The residual stream revelation: why KV cache may be theoretically unnecessary
Every team running LLM inference at scale has the same conversation. Someone opens a memory profiler, sees the KV cache consuming most of the GPU memory budget, and asks: can we make this smaller? Then come the follow-up questions — quantize it, evict it, compress it, page it, offload it to CPU. The conversation is always about how to manage the cache, never about whether the cache stores something genuinely irreplaceable.
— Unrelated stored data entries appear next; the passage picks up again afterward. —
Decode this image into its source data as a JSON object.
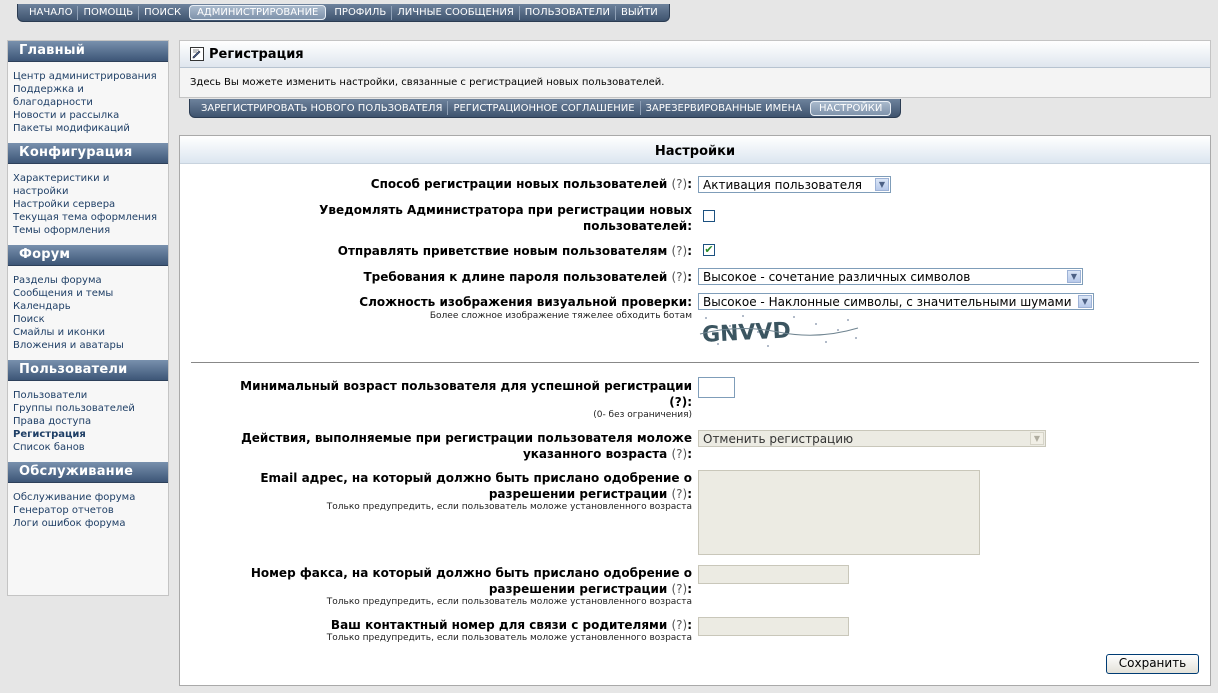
{
  "top_nav": {
    "items": [
      {
        "label": "НАЧАЛО",
        "active": false
      },
      {
        "label": "ПОМОЩЬ",
        "active": false
      },
      {
        "label": "ПОИСК",
        "active": false
      },
      {
        "label": "АДМИНИСТРИРОВАНИЕ",
        "active": true
      },
      {
        "label": "ПРОФИЛЬ",
        "active": false
      },
      {
        "label": "ЛИЧНЫЕ СООБЩЕНИЯ",
        "active": false
      },
      {
        "label": "ПОЛЬЗОВАТЕЛИ",
        "active": false
      },
      {
        "label": "ВЫЙТИ",
        "active": false
      }
    ]
  },
  "sidebar": {
    "sections": [
      {
        "title": "Главный",
        "links": [
          "Центр администрирования",
          "Поддержка и благодарности",
          "Новости и рассылка",
          "Пакеты модификаций"
        ]
      },
      {
        "title": "Конфигурация",
        "links": [
          "Характеристики и настройки",
          "Настройки сервера",
          "Текущая тема оформления",
          "Темы оформления"
        ]
      },
      {
        "title": "Форум",
        "links": [
          "Разделы форума",
          "Сообщения и темы",
          "Календарь",
          "Поиск",
          "Смайлы и иконки",
          "Вложения и аватары"
        ]
      },
      {
        "title": "Пользователи",
        "links": [
          "Пользователи",
          "Группы пользователей",
          "Права доступа",
          "Регистрация",
          "Список банов"
        ]
      },
      {
        "title": "Обслуживание",
        "links": [
          "Обслуживание форума",
          "Генератор отчетов",
          "Логи ошибок форума"
        ]
      }
    ],
    "active_link": "Регистрация"
  },
  "page": {
    "title": "Регистрация",
    "description": "Здесь Вы можете изменить настройки, связанные с регистрацией новых пользователей."
  },
  "tabs": {
    "items": [
      {
        "label": "ЗАРЕГИСТРИРОВАТЬ НОВОГО ПОЛЬЗОВАТЕЛЯ",
        "active": false
      },
      {
        "label": "РЕГИСТРАЦИОННОЕ СОГЛАШЕНИЕ",
        "active": false
      },
      {
        "label": "ЗАРЕЗЕРВИРОВАННЫЕ ИМЕНА",
        "active": false
      },
      {
        "label": "НАСТРОЙКИ",
        "active": true
      }
    ]
  },
  "settings": {
    "header": "Настройки",
    "help_marker": "(?)",
    "reg_method": {
      "label": "Способ регистрации новых пользователей",
      "value": "Активация пользователя"
    },
    "notify_admin": {
      "label_line1": "Уведомлять Администратора при регистрации новых",
      "label_line2": "пользователей:",
      "checked": false
    },
    "send_welcome": {
      "label": "Отправлять приветствие новым пользователям",
      "checked": true
    },
    "password_strength": {
      "label": "Требования к длине пароля пользователей",
      "value": "Высокое - сочетание различных символов"
    },
    "captcha": {
      "label": "Сложность изображения визуальной проверки:",
      "note": "Более сложное изображение тяжелее обходить ботам",
      "value": "Высокое - Наклонные символы, с значительными шумами",
      "image_text": "GNVVD"
    },
    "min_age": {
      "label_line1": "Минимальный возраст пользователя для успешной регистрации",
      "label_line2": "(?):",
      "note": "(0- без ограничения)",
      "value": ""
    },
    "underage_action": {
      "label_line1": "Действия, выполняемые при регистрации пользователя моложе",
      "label_line2": "указанного возраста",
      "value": "Отменить регистрацию"
    },
    "approval_email": {
      "label_line1": "Email адрес, на который должно быть прислано одобрение о",
      "label_line2": "разрешении регистрации",
      "note": "Только предупредить, если пользователь моложе установленного возраста"
    },
    "approval_fax": {
      "label_line1": "Номер факса, на который должно быть прислано одобрение о",
      "label_line2": "разрешении регистрации",
      "note": "Только предупредить, если пользователь моложе установленного возраста"
    },
    "parent_phone": {
      "label": "Ваш контактный номер для связи с родителями",
      "note": "Только предупредить, если пользователь моложе установленного возраста"
    },
    "save_label": "Сохранить"
  }
}
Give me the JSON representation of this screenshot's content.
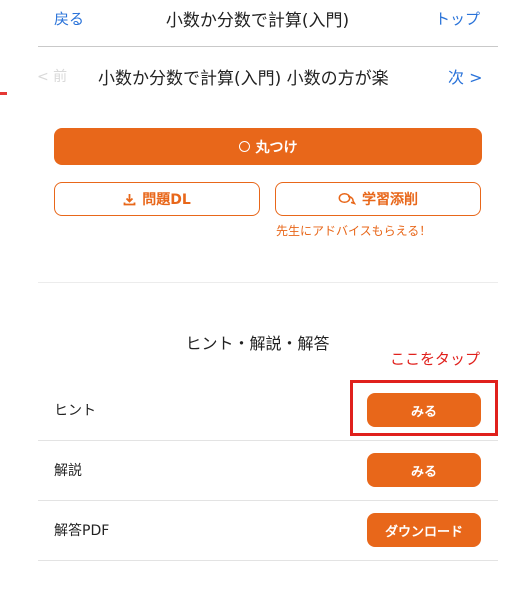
{
  "header": {
    "back_label": "戻る",
    "title": "小数か分数で計算(入門)",
    "top_label": "トップ"
  },
  "lesson_nav": {
    "prev_label": "< 前",
    "title": "小数か分数で計算(入門) 小数の方が楽",
    "next_label": "次 >"
  },
  "actions": {
    "grade_label": "丸つけ",
    "download_label": "問題DL",
    "coaching_label": "学習添削",
    "advice_text": "先生にアドバイスもらえる！"
  },
  "hints": {
    "section_title": "ヒント・解説・解答",
    "tap_note": "ここをタップ",
    "rows": [
      {
        "label": "ヒント",
        "button": "みる"
      },
      {
        "label": "解説",
        "button": "みる"
      },
      {
        "label": "解答PDF",
        "button": "ダウンロード"
      }
    ]
  },
  "colors": {
    "accent": "#e8671a",
    "link": "#2a73d9",
    "annotation_red": "#e0201c"
  }
}
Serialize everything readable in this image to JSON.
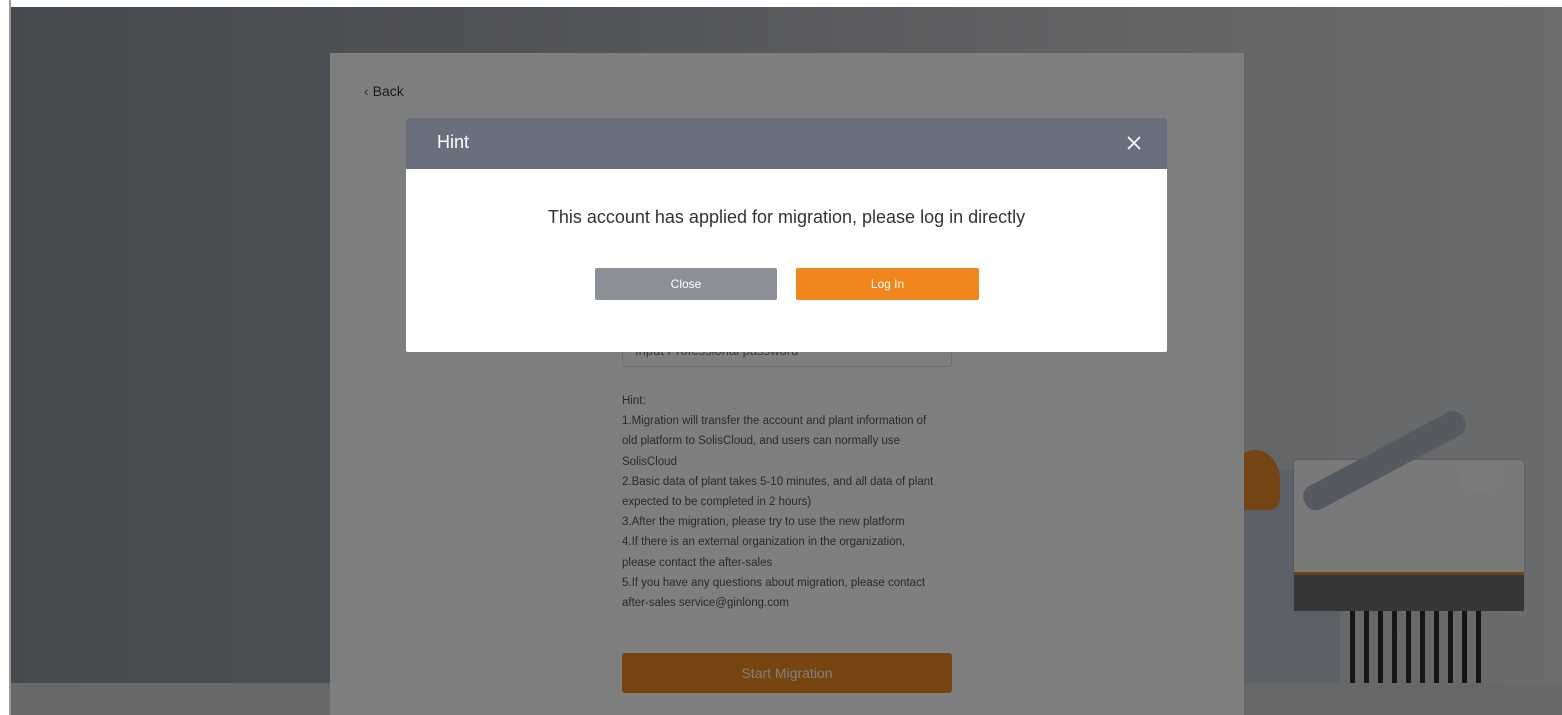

A March 2026 paper (arXiv:2603.19664) asks the question nobody was asking: is the information in the KV cache actually new? The answer — rigorously proven and empirically validated across four model families — is no.
TL;DR
The KV cache is theoretically redundant. Keys and values at every transformer layer are deterministic projections of the residual stream, which means they can be reconstructed bit-identically at any point. Recomputing K and V from checkpointed residuals produces 100% identical outputs under greedy decoding, with 27x less memory per token on Gemma 3-4B. This doesn’t mean the cache is obsolete — it means speed and information are decoupled, opening new design spaces for bounded-memory inference that the field hasn’t explored. For the broader context on memory management at the application layer, see context window management.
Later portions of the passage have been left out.